The current Special Issue, “Roles of the Circadian Rhythms in Metabolic Disease and Health”, features five original research articles and one systematic review, showcasing recent advances on the roles of circadian rhythms and their disruptions in (i) metabolic and glucose homeostasis; (ii) blood levels of melatonin and ornithine supplementation; (iii) diet and its impact on circadian clocks.
Among the contributions, several studies provide in-depth examinations of specific mechanisms by which circadian disruptions influence metabolic outcomes.

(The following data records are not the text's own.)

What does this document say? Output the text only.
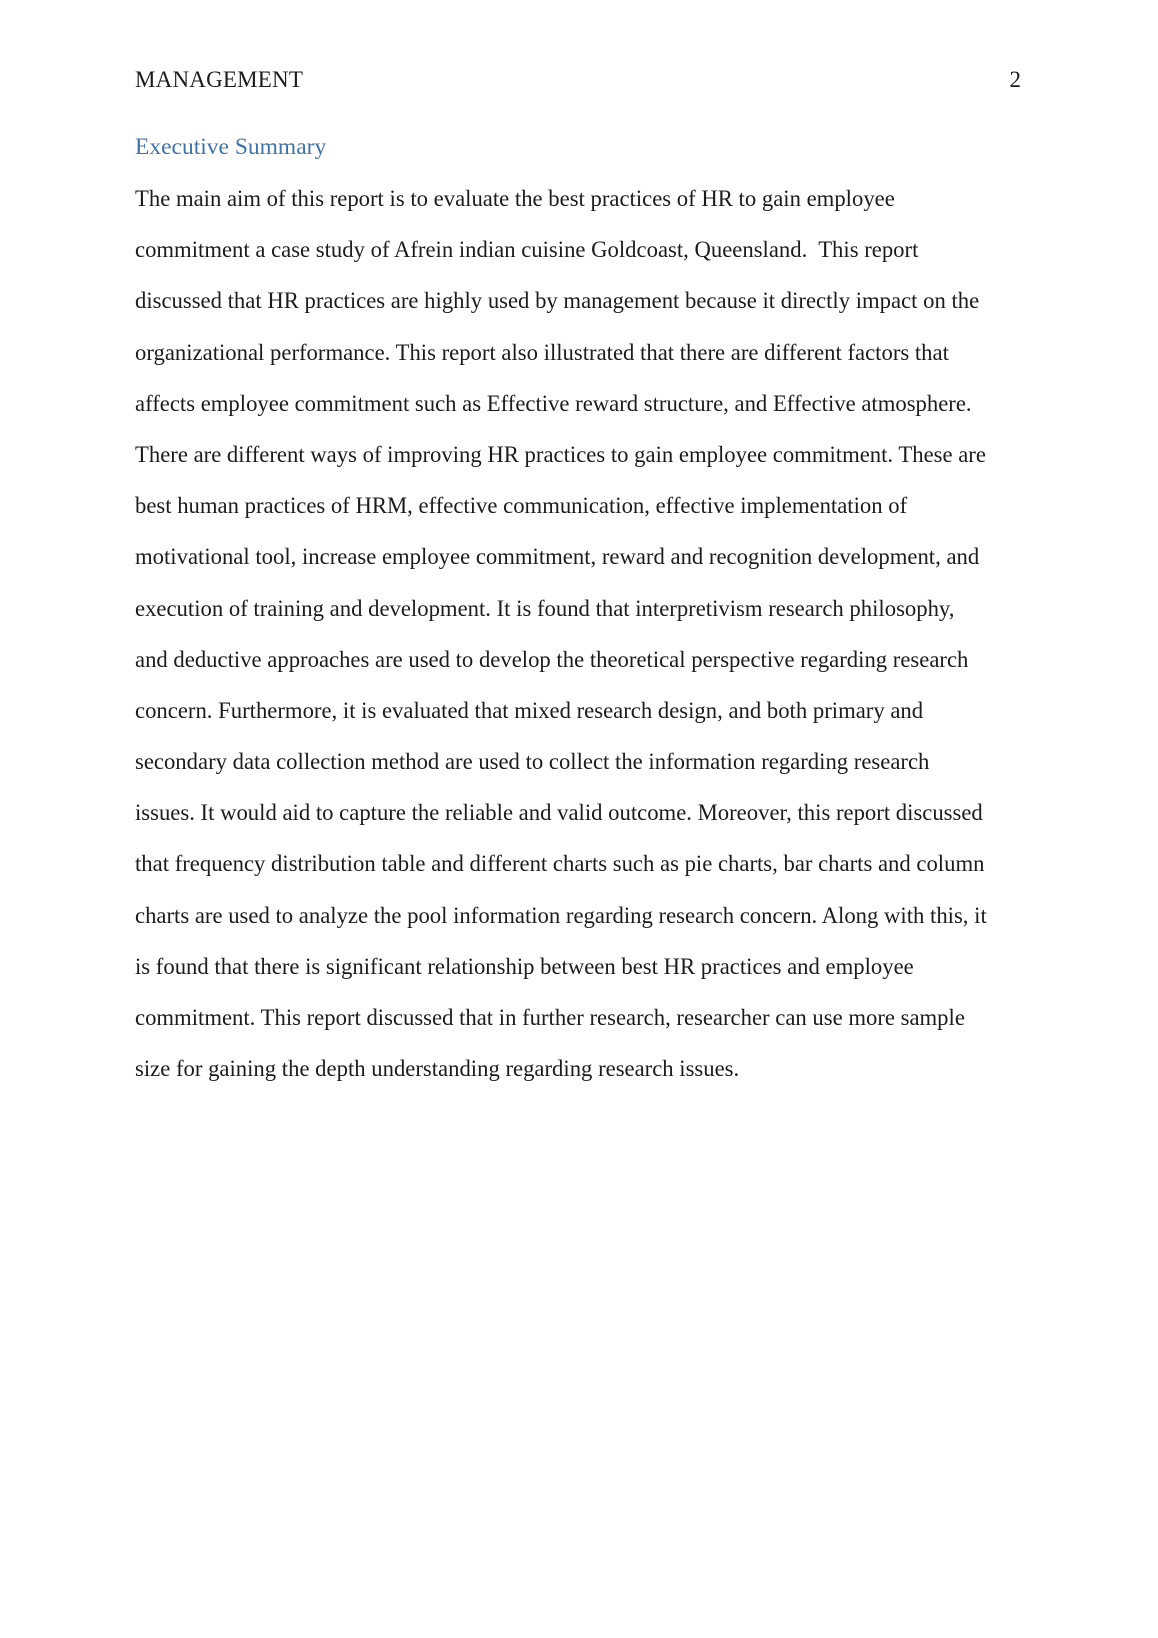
MANAGEMENT	2
Executive Summary
The main aim of this report is to evaluate the best practices of HR to gain employee
commitment a case study of Afrein indian cuisine Goldcoast, Queensland.  This report
discussed that HR practices are highly used by management because it directly impact on the
organizational performance. This report also illustrated that there are different factors that
affects employee commitment such as Effective reward structure, and Effective atmosphere.
There are different ways of improving HR practices to gain employee commitment. These are
best human practices of HRM, effective communication, effective implementation of
motivational tool, increase employee commitment, reward and recognition development, and
execution of training and development. It is found that interpretivism research philosophy,
and deductive approaches are used to develop the theoretical perspective regarding research
concern. Furthermore, it is evaluated that mixed research design, and both primary and
secondary data collection method are used to collect the information regarding research
issues. It would aid to capture the reliable and valid outcome. Moreover, this report discussed
that frequency distribution table and different charts such as pie charts, bar charts and column
charts are used to analyze the pool information regarding research concern. Along with this, it
is found that there is significant relationship between best HR practices and employee
commitment. This report discussed that in further research, researcher can use more sample
size for gaining the depth understanding regarding research issues.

The study by Her et al. (2024) (contribution 1) focused on the effects of circadian disruption on mice’s metabolism. Initially, all mice were kept under a normal day cycle of 12 h/12 h light/dark. Before mating, part of the group was shifted to the short-day group under a short-day (SD) cycle of 8 h/8 h light/dark. Thus, the offsprings of the control group (Ctrl) were maintained under 12 h/12 h light/dark conditions, whereas those of the short-day group lived under 8 h/8 h light/dark conditions until the end of the study. All Ctrl and SD offspring were fed a normal chow diet (NCD) for the first 7–10 weeks after weaning and later switched to a high-fat diet (HFD). Disruption of circadian rhythms throughout life due to environmental light exposure results in metabolic impairments in adult mice. Given that alterations to circadian rhythms during prenatal and early life periods affect metabolism in a sexually dimorphic manner, the authors showed that exposure to an 8 h light/8 h dark cycle worsens glucose tolerance and promotes insulin resistance in female mice. On a molecular level, glucose intolerance appears to be driven, in part, by insulin resistance and disrupted insulin signaling in both skeletal muscle and liver tissues. When combined with HFD, both male and female mice exhibit heightened vulnerability to obesity-related challenges and metabolic dysfunctions. Collectively, these findings suggest that environmental disruptions to circadian rhythms throughout life may increase the risk of developing obesity and T2DM in adulthood.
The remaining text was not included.